Facial performance capture, a key component of visual effects for movies and computer games, can be obtained using just a single camera with a new methodology developed by Disney Research.
By creating a model that takes the underlying facial anatomy and skin thickness into account, the single-camera method is able to capture facial expressions with the robustness of traditional multi-view methods.
What's more, the method has demonstrated the unprecedented ability for a single camera to capture extreme deformations caused by external forces, such as a jet of compressed air forcing a man's cheek to ripple and flutter.
"There has been a trend in facial performance capture toward methods that use fewer cameras and less hardware, giving actors more freedom to perform," said Markus Gross, vice president at Disney Research. "But usually that means a trade off in the level of detail and accuracy. No hardware setup could be simpler than our new one-camera method, yet we've shown that it can obtain results that rival, if not exceed, more traditional methods."

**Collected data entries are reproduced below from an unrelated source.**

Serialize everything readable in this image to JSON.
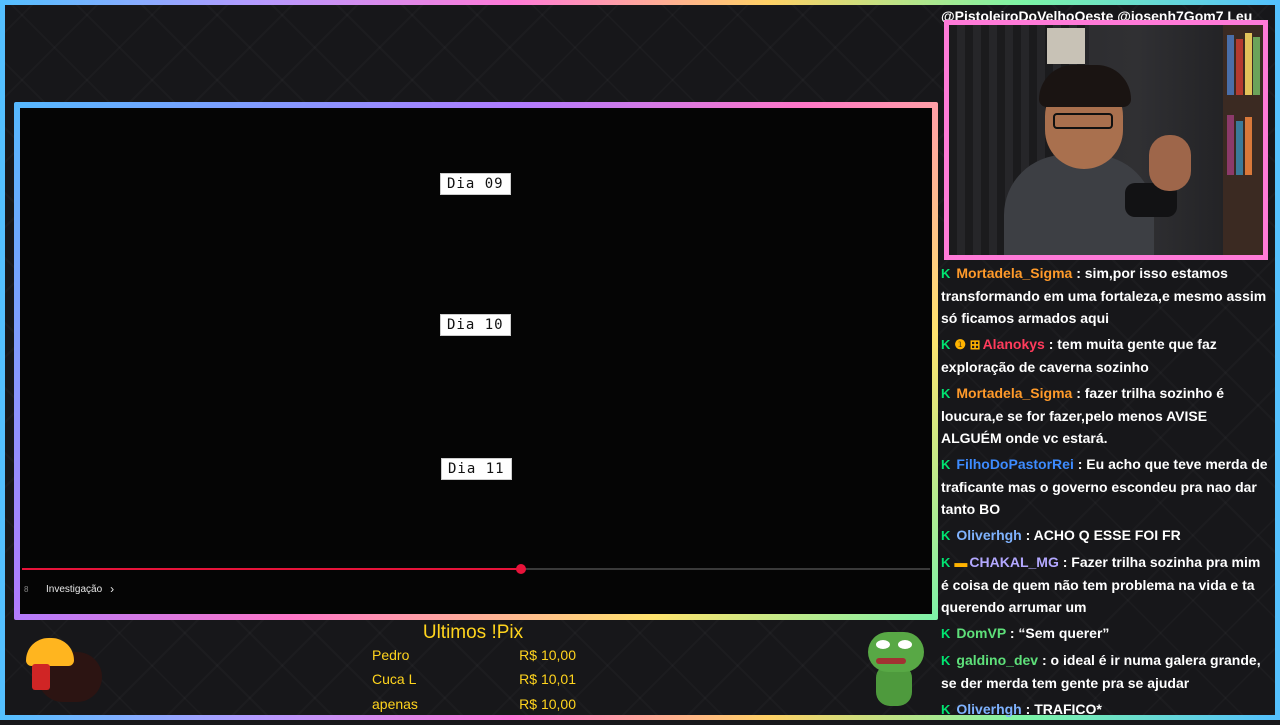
{
  "colors": {
    "accent_red": "#e8133a",
    "pix_yellow": "#ffd41d",
    "badge_green": "#00e571"
  },
  "video": {
    "day_labels": [
      "Dia 09",
      "Dia 10",
      "Dia 11"
    ],
    "progress_fraction": 0.55,
    "chapter_time": "8",
    "chapter_label": "Investigação",
    "chapter_icon": "chevron-right-icon"
  },
  "chat": {
    "top_overflow": "@PistoleiroDoVelhoOeste @josenh7Gom7 Leu",
    "messages": [
      {
        "user": "Mortadela_Sigma",
        "color": "#ff9a2a",
        "badges": "K",
        "extra": "",
        "text": ": sim,por isso estamos transformando em uma fortaleza,e mesmo assim só ficamos armados aqui"
      },
      {
        "user": "Alanokys",
        "color": "#ff3b5c",
        "badges": "K",
        "extra": "❶ ⊞",
        "text": ": tem muita gente que faz exploração de caverna sozinho"
      },
      {
        "user": "Mortadela_Sigma",
        "color": "#ff9a2a",
        "badges": "K",
        "extra": "",
        "text": ": fazer trilha sozinho é loucura,e se for fazer,pelo menos AVISE ALGUÉM onde vc estará."
      },
      {
        "user": "FilhoDoPastorRei",
        "color": "#3d8bff",
        "badges": "K",
        "extra": "",
        "text": ": Eu acho que teve merda de traficante mas o governo escondeu pra nao dar tanto BO"
      },
      {
        "user": "Oliverhgh",
        "color": "#7fb3ff",
        "badges": "K",
        "extra": "",
        "text": ": ACHO Q ESSE FOI FR"
      },
      {
        "user": "CHAKAL_MG",
        "color": "#b3a8ff",
        "badges": "K",
        "extra": "▬",
        "text": ": Fazer trilha sozinha pra mim é coisa de quem não tem problema na vida e ta querendo arrumar um"
      },
      {
        "user": "DomVP",
        "color": "#5ee07a",
        "badges": "K",
        "extra": "",
        "text": ": “Sem querer”"
      },
      {
        "user": "galdino_dev",
        "color": "#5ee07a",
        "badges": "K",
        "extra": "",
        "text": ": o ideal é ir numa galera grande, se der merda tem gente pra se ajudar"
      },
      {
        "user": "Oliverhgh",
        "color": "#7fb3ff",
        "badges": "K",
        "extra": "",
        "text": ": TRAFICO*"
      }
    ]
  },
  "pix": {
    "title": "Ultimos !Pix",
    "rows": [
      {
        "name": "Pedro",
        "amount": "R$ 10,00"
      },
      {
        "name": "Cuca L",
        "amount": "R$ 10,01"
      },
      {
        "name": "apenas",
        "amount": "R$ 10,00"
      }
    ]
  }
}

The researchers will present their anatomically constrained deformation model July 24 at the ACM International Conference on Computer Graphics & Interactive Techniques (SIGGRAPH) in Anaheim, Calif.

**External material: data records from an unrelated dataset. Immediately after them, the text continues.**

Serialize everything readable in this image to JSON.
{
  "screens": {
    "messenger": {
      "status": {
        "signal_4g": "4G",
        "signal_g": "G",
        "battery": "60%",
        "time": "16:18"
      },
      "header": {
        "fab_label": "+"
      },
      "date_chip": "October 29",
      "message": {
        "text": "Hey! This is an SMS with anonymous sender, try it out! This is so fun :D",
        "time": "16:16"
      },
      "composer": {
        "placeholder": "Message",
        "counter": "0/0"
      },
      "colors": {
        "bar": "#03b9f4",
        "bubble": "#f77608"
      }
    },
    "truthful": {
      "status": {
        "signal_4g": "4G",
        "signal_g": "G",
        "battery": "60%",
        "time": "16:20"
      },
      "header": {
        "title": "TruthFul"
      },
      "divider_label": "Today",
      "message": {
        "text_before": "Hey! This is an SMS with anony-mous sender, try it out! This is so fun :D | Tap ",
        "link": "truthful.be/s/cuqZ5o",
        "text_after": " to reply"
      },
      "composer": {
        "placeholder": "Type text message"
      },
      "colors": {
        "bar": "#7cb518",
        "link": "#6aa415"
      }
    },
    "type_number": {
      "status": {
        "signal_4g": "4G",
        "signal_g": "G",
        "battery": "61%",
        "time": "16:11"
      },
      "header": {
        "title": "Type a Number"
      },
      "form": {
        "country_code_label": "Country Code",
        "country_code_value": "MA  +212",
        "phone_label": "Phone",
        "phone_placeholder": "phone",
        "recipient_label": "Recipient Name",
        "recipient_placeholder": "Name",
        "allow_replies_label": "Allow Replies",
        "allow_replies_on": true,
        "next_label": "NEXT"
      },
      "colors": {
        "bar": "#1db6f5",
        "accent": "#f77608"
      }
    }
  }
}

Thabo Beeler, senior research scientist at Disney Research, said computer reconstructions of facial performances based on a single camera usually require building a highly detailed model of the actor's face and acquiring and encoding perhaps a hundred expressions. Despite the substantial time and effort necessary to develop such a model, it still is unlikely to encode all of the actor's expressions, requiring additional workarounds.
The new Disney model, by contrast, doesn't rely on pre-computed facial motions. Instead, it considers the face's underlying bone structure and skin thickness.

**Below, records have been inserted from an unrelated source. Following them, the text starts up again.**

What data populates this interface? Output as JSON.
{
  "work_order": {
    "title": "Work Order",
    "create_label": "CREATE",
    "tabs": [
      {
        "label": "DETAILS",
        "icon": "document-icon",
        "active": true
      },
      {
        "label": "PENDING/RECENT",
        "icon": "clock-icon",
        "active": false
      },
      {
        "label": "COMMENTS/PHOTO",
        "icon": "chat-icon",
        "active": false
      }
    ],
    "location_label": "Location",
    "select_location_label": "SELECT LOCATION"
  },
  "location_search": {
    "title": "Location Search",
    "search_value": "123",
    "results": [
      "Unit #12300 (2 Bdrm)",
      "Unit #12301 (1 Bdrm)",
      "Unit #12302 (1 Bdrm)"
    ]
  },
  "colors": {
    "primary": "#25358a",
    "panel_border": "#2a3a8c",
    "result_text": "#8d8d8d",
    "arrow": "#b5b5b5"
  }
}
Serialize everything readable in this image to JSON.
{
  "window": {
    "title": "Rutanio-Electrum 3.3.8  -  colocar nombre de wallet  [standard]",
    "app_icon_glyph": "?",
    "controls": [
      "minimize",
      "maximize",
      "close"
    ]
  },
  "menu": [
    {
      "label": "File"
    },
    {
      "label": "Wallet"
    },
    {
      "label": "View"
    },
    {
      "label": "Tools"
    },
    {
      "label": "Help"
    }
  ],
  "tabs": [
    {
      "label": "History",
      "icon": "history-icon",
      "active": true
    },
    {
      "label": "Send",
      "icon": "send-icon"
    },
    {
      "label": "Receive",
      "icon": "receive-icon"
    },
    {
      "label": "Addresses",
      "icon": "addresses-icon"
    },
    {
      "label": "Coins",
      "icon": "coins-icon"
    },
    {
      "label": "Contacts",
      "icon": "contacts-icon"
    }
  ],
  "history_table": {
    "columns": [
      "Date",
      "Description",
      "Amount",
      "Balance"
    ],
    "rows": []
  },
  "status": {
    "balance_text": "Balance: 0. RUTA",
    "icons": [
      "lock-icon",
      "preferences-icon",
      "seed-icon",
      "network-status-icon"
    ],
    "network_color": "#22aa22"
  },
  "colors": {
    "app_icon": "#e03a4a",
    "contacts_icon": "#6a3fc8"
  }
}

"These anatomical factors constrain the face to physically valid expressions and helps counteract depth ambiguities that plague single-camera tracking," Beeler said.
The researchers were able to build their models with a minimal number of facial scans and expressions.
The power of these anatomical constraints is demonstrated in the example of the compressed-air jet causing ripples to propagate up a man's cheek. Capturing such an event with a single camera would be virtually impossible using a model with pre-computed expressions because the deformations caused by the jet is far beyond anything that would have been previously recorded. The Disney method was able to reproduce the rippling, even if it wasn't totally accurate all of the time.
The researchers demonstrated their single-camera technique using a variety of cameras, including a GoPro camera and an iPhone camera. "We believe that our anatomically constrained local deformation model will have a substantial impact on different areas of facial performance capture and animation," Beeler said.
Derek Bradley, research scientist at Disney Research, added "Since our method requires substantially fewer expressions to be acquired, processed and integrated, our approach greatly reduces the effort required from actors and artists alike."